Electoral college outdated
Published 12:00 am Wednesday, November 9, 2011
The 2012 presidential contest has begun and is in full swing. President Barack Obama is running hard and raising tons of money. The GOP field is formulating and these aspirants are also out shaking the money tree.
It costs a lot to run for president. These funds will be raised in all 50 states. Sadly, however, the campaign dollars will only be spent in about a dozen states. We in Alabama will not be part of the presidential election process. However, neither will the two largest states, California and New York.
The antiquated system of electing our president through an electoral college has made most Americans votes for president irrelevant. This is sad and egregiously wrong. It is unconscionable that a country that calls itself the greatest democracy in the world does not elect its national president by a direct vote of the people in which the person who gets the most votes is elected president.
This archaic system should have been shelved a century ago when we began electing our U.S. Senators directly. It is as outdated as not allowing women the right to vote. Under our current system, the candidate who receives the most votes in each state gets all that state’s electoral votes. There is a distinct likelihood that a candidate can win the presidency without getting the most votes. It happened as late as 2000. On several occasions in our nation’s history, this flawed electoral college system has caused the election of president to be thrown into the U.S. House of Representatives for a final decision on the presidency.
Most voters now live in states that are predictably predisposed to vote for a certain party’s candidate. We in Alabama, along with our sister Southern states of South Carolina, Georgia, Mississippi, Tennessee and Louisiana, are reliably red Republican states. The more liberal and populous states of New York and California are safe blue Democratic states.
Because of this winner-take-all electoral college presidential candidates have no reason to poll, visit, advertise or pay attention to the concerns of voters in states like ours. In 2008 Obama and McCain did not come to Alabama to campaign. Neither of the parties nor any of the campaigns spent any money here in the general election.
We were not alone. This was the case in most of the states in the Union, unlike our neighbor to the south, Florida, which is the ultimate swing state. In contrast, the central part of the Sunshine State along I-4 around Tampa, St. Petersburg and Orlando received 28 presidential campaign visits and over $50 million in television advertising.
Indeed in 2008 the presidential candidates concentrated two thirds of their campaign visits and ad money in the November general election campaign in just six closely divided “battleground” states. In total 99 percent of all campaign dollars were spent in 16 states.

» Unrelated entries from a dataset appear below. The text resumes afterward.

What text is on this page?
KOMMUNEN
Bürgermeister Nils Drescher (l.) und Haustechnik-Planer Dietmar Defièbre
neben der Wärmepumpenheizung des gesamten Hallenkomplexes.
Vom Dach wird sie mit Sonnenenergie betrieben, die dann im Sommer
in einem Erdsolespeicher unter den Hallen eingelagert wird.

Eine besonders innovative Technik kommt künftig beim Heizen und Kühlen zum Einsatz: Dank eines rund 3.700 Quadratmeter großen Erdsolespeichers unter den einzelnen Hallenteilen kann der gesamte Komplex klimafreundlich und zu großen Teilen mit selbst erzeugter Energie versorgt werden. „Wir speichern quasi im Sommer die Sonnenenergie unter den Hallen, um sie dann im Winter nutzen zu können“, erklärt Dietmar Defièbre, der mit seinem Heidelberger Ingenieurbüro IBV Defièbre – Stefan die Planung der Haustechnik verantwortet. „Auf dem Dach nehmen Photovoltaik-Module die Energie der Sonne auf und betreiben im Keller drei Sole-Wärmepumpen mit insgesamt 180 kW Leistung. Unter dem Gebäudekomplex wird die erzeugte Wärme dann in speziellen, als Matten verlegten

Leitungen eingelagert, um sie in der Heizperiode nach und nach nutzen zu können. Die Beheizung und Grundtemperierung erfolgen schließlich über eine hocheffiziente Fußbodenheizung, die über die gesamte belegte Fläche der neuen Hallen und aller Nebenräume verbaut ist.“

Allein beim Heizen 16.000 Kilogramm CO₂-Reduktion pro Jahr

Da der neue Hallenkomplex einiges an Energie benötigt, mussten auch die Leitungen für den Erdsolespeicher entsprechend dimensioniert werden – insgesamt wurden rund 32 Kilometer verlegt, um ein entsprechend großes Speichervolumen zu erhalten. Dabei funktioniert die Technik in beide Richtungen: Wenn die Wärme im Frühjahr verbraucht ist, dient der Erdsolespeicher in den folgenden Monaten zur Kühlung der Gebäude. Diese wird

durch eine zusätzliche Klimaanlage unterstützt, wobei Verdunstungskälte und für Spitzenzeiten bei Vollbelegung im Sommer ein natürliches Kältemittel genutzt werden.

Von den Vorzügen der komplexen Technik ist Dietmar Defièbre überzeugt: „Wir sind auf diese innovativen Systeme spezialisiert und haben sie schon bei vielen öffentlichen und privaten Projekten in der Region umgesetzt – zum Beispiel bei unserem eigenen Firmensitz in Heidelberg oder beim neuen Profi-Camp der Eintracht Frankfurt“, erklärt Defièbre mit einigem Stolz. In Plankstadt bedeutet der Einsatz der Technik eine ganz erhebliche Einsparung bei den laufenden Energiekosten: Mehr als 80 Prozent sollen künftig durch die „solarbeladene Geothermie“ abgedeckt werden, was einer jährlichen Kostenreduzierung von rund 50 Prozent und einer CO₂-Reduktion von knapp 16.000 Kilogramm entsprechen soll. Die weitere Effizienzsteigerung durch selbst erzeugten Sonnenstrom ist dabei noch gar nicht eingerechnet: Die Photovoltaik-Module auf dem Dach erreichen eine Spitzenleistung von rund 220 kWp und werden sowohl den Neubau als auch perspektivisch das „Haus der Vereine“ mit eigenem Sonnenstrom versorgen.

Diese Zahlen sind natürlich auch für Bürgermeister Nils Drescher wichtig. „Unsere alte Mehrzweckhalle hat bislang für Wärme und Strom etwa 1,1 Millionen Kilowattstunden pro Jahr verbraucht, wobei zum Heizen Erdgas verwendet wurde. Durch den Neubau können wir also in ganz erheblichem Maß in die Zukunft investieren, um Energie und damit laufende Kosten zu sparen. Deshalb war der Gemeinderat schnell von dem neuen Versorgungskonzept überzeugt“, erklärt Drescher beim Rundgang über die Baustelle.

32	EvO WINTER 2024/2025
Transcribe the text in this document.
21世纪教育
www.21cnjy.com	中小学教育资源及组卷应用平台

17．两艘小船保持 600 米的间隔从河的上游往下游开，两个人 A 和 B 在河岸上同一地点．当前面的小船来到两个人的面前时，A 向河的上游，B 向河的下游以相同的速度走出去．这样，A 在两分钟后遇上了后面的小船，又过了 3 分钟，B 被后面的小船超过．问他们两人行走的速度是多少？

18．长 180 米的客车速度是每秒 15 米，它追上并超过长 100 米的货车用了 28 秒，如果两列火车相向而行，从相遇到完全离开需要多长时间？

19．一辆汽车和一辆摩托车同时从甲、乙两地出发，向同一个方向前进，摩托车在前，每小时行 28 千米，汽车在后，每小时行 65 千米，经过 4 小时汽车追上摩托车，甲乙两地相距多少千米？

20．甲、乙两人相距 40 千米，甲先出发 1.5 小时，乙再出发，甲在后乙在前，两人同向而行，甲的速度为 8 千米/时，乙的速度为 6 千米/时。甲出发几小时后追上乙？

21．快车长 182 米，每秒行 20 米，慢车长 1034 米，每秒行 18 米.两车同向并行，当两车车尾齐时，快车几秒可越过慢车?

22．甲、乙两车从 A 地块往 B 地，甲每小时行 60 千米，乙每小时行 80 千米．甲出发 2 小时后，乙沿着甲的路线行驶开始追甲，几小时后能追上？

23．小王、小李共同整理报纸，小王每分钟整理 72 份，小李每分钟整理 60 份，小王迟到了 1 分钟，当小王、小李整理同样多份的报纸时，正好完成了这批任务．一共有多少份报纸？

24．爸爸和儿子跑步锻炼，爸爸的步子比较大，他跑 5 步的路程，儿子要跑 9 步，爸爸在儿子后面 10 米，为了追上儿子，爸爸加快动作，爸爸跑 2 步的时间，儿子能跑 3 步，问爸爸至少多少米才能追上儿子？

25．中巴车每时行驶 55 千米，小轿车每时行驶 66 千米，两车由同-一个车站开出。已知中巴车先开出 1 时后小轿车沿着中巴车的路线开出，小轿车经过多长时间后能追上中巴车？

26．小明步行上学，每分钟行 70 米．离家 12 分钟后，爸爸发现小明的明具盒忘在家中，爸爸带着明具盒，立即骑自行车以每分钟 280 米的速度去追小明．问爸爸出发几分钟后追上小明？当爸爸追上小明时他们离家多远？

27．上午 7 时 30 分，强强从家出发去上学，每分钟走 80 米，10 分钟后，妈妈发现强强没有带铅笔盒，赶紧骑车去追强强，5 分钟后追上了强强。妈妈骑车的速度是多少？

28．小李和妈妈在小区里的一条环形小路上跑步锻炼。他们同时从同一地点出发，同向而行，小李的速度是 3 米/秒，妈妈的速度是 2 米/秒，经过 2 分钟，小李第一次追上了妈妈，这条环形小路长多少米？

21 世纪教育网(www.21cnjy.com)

The presidential race will be fun to watch from afar. Too bad we will not be a part of it.
However, we had an Alabama candidate considering the race. Our own Roy Moore was poised to run for president of the United States but he is now eyeing a race for his old job as Chief Justice of the Alabama Supreme Court. Moore may be headed toward being the next Shorty Price of Alabama politics. He finished a weak fourth in our Republican primary for governor last year. However, this has not deterred his ambition.